Recipe 1 – Fruity Malt Loaf I love anything that has a malty taste and this was no exception. It’s not like a squidgy Soreen malt loaf (I love biting into a whole loaf of Soreen!). It’s more cakey, like a very fruity teabread.
175g self-raising flour
1/2 tsp bicarb
110g dark brown sugar
1 tbsp malt extract (I found some in Holland and Barrett)
Heat oven to 180c. Grease and line a 500g loaf tin. Put dried fruit, butter and water into a saucepan, ring to the boil, simmer for 5mins, leave to cool slightly. In a large bowl, mix flour, bicarb, and sugar. Stir in the buttery mixture, then beat in egg and malt extract. Tip into tin and bake for up to 50mins, depending on your oven, ours is a hot oven so only took 40mins.

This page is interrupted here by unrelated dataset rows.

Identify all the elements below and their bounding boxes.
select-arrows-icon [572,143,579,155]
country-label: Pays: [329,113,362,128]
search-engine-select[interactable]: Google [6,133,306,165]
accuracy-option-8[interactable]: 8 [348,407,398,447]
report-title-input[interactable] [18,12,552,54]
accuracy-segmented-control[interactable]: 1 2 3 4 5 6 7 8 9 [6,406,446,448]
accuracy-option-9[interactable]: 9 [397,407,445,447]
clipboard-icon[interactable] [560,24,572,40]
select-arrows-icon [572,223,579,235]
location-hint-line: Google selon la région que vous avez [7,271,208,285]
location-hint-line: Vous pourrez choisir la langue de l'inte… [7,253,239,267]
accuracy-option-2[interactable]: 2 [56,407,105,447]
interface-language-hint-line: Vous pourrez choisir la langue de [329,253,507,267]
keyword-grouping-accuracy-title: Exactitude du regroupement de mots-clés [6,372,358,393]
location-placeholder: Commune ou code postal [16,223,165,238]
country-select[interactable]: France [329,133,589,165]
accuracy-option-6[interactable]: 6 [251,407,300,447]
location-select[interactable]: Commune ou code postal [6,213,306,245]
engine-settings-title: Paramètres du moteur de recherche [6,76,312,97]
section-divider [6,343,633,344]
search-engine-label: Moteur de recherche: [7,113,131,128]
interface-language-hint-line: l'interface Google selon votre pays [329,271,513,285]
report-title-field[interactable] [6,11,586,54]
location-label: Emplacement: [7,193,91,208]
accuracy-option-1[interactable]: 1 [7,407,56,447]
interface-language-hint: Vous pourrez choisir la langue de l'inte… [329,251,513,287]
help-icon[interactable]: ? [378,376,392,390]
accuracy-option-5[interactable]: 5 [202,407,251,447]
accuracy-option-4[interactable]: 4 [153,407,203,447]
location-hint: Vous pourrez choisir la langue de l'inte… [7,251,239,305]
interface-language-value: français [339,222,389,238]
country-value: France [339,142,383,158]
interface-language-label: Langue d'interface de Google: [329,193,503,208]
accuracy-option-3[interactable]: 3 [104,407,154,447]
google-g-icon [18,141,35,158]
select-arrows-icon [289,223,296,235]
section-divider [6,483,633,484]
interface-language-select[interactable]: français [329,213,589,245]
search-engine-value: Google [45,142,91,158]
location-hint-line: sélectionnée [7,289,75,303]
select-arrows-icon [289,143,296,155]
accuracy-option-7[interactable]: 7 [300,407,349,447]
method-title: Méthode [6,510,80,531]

This is a recipe I’ve pinched from the lovely people over at Bring The Kids. I used their recipe as a guideline and as I typically do with recipes, used whatever was in the cupboard, which is something as follows.
Half cup walnuts
Half cup of almonds
One and a half cups raisins
Half cup of dried apricots
2 dried prunes (all that was left in the bag)
So simple and tasty. Tested by the boys who gave a thumbs up, not that they really need more energy…
Just one week until the next race, Shelton Striders 10k, the perfect excuse to eat more ‘energy’ cake.